This blog posts marks the start of my Google Summer of Code project with the Ruby Science Foundation, where I will develop mixed linear models software for Ruby. As a preparation for my GSoC project, I will dedicate a couple of blog posts to a meticulous analysis of lme4 code (so that I can steal all the ideas from it!).

The R package lme4 is capable of fitting linear, generalized and nonlinear mixed effects models. Here, I am interested in linear mixed models exclusively. A linear mixed model fit is performed in lme4 with an lmer function call. For example:

library(lme4)
data(sleepstudy)
fm1 <- lmer(Reaction ~ Days + (Days | Subject), sleepstudy)

Thus, the first function to dissect is lmer. The function definition of lmer is located in the file lmer.R. The code is confusing.

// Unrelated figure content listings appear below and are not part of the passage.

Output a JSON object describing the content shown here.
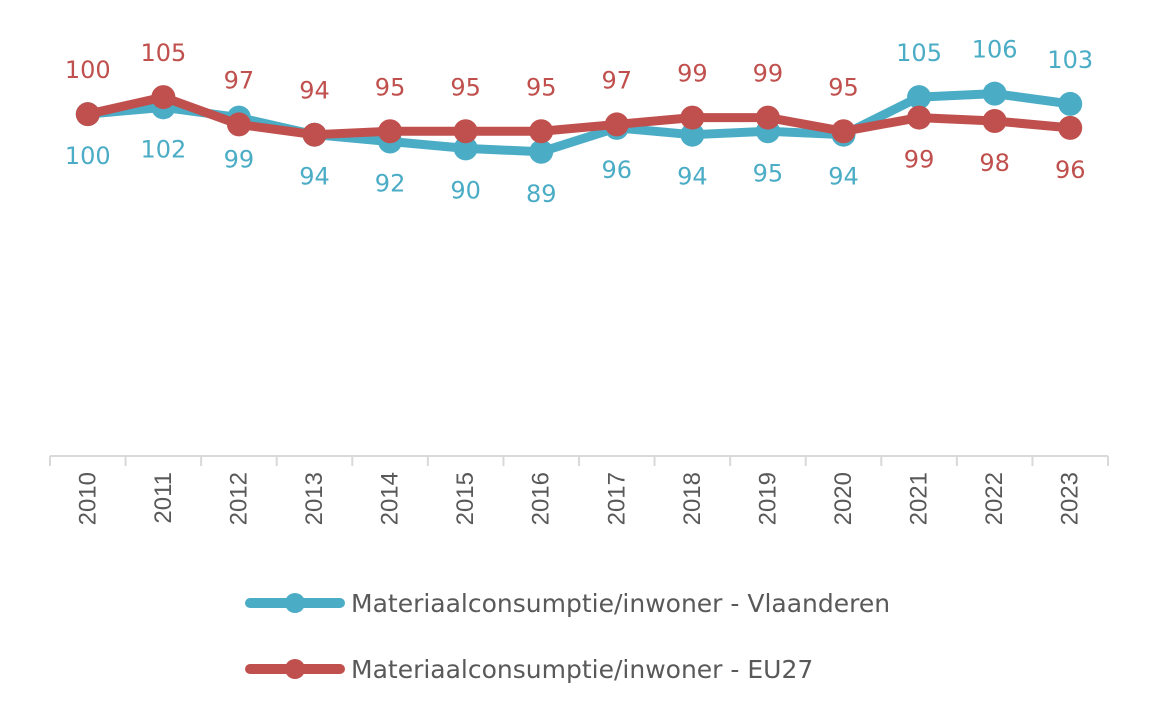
{
  "chart_data": {
    "type": "line",
    "title": "",
    "xlabel": "",
    "ylabel": "",
    "ylim": [
      0,
      110
    ],
    "grid": false,
    "legend_position": "bottom",
    "categories": [
      "2010",
      "2011",
      "2012",
      "2013",
      "2014",
      "2015",
      "2016",
      "2017",
      "2018",
      "2019",
      "2020",
      "2021",
      "2022",
      "2023"
    ],
    "series": [
      {
        "name": "Materiaalconsumptie/inwoner - Vlaanderen",
        "color": "#4BACC6",
        "label_position": "below-until-2020-then-above",
        "values": [
          100,
          102,
          99,
          94,
          92,
          90,
          89,
          96,
          94,
          95,
          94,
          105,
          106,
          103
        ]
      },
      {
        "name": "Materiaalconsumptie/inwoner - EU27",
        "color": "#C0504D",
        "label_position": "above-until-2020-then-below",
        "values": [
          100,
          105,
          97,
          94,
          95,
          95,
          95,
          97,
          99,
          99,
          95,
          99,
          98,
          96
        ]
      }
    ]
  }
}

So, let’s go through it step-by-step.

General overview

The general steps taken in lmer are:

  1. Set some parameters in the local environment. In particular, deal with the function argument control, which usually is a list inheriting from class merControl (but control can be defined in other ways too, and the code deals with all possibilities in a multitude of lines). It includes general parameters such as the optimizer to be used, model- and data-checking specifications, and all parameters to be passed to the optimizer.

  2. Parse data and formula. At this step the fixed effects matrix \(X\), the random effects matrix \(Z\), the parameter vector \(\theta\), the covariance factor \(\Lambda\subscript{\theta}\), etc. are created from the input data. Moreover, the REML flag is set, formula is rewritten in the preferred form, and warnings from checks for the random effects (e.g. about the number of levels, dimension of \(Z\), rank of \(Z\)) are generated. This all is performed by the function lFormula, which is located in modular.R.

  3. Create the deviance function to be minimized. Call the function mkLmerDevfun, which returns a function devfun to calculate the profiled deviance. Implicitly mkLmerDevfun also returns an environment required to evaluate devfun. The function definition of mkLmerDevfun can be found in modular.R.

  4. Optimize the deviance function w.r.t. \(\theta\). Optimize the deviance devfun with respect to the covariance parameters \(\theta\). This is performed by the function optimizeLmer (located in modular.R), which returns the result of the optimization.

  5. Check convergence criteria. Convergence check according to the convergence check options specified in control, performed by the function checkConv, which is implemented in the file checkConv.R.

  6. Set up a useful output object. Package the results into a merMod object to return. This is performed by the function mkMerMod, located in the file utilities.R.

Step 2-6 perform function calls to other sophisticated functions. We will dissect each of those separately in what follows.

Processing the formula - “lFormula”

Defined as:

lFormula <- function(formula, data=NULL, REML = TRUE,
                     subset, weights, na.action, offset, contrasts = NULL,
                     control=lmerControl(), ...)

It proceeds with the following steps:

  • Check the input arguments. Call checkArgs on the given input arguments, in order to produces some warnings (about “family” and “method” being deprecated, and extra unused arguments) if necessary. Check that the input for check.formula.LHS is a valid value via the function checkCtrlLevels. The function checkArgs is defined in utilities.R, and checkCtrlLevels is defined in modular.R.

  • Check and adjust the given formula and data frame. Check the provided formula and data with checkFormulaData from utilities.R (e.g. check missing data, check if formula has a left hand side, etc.). From the right hand side of a formula for a mixed-effects model, expand terms with || into separate, independent random effect terms written with | (expandDoubleVerts is defined in utilities.R, RHSForm is defined in modular.R). Generate a data frame with only the variables needed to use the given formula.

  • Create the random effects model matrix \(Z\), its covariance factor \(\Lambda\subscript{\theta}\), as well as the parametrization \(\theta\), etc. This is performed by the function mkReTrms, which is defined in utilities.R. Additionally, check that all grouping structures have at least 2 levels, that for each random effect \(Z\) has more columns than rows, that the rank of \(Z\) is not greater than \(n\), etc. with the functions checkNlevels, checkZdims, checkZrank (all defined in modular.R).

  • Create the fixed effects design matrix \(X\). Only basic R functions like model.matrix used here.

  • Return a data frame with variables required to use the formula. That is, fixed effects matrix \(X\); reTrms containing the random effects matrix \(Z\), covariance factor \(\Lambda\subscript{\theta}\), etc.; REML flag; the formula; warnings from checks for the random effects (number of levels, dimension of \(Z\), rank of \(Z\), etc.).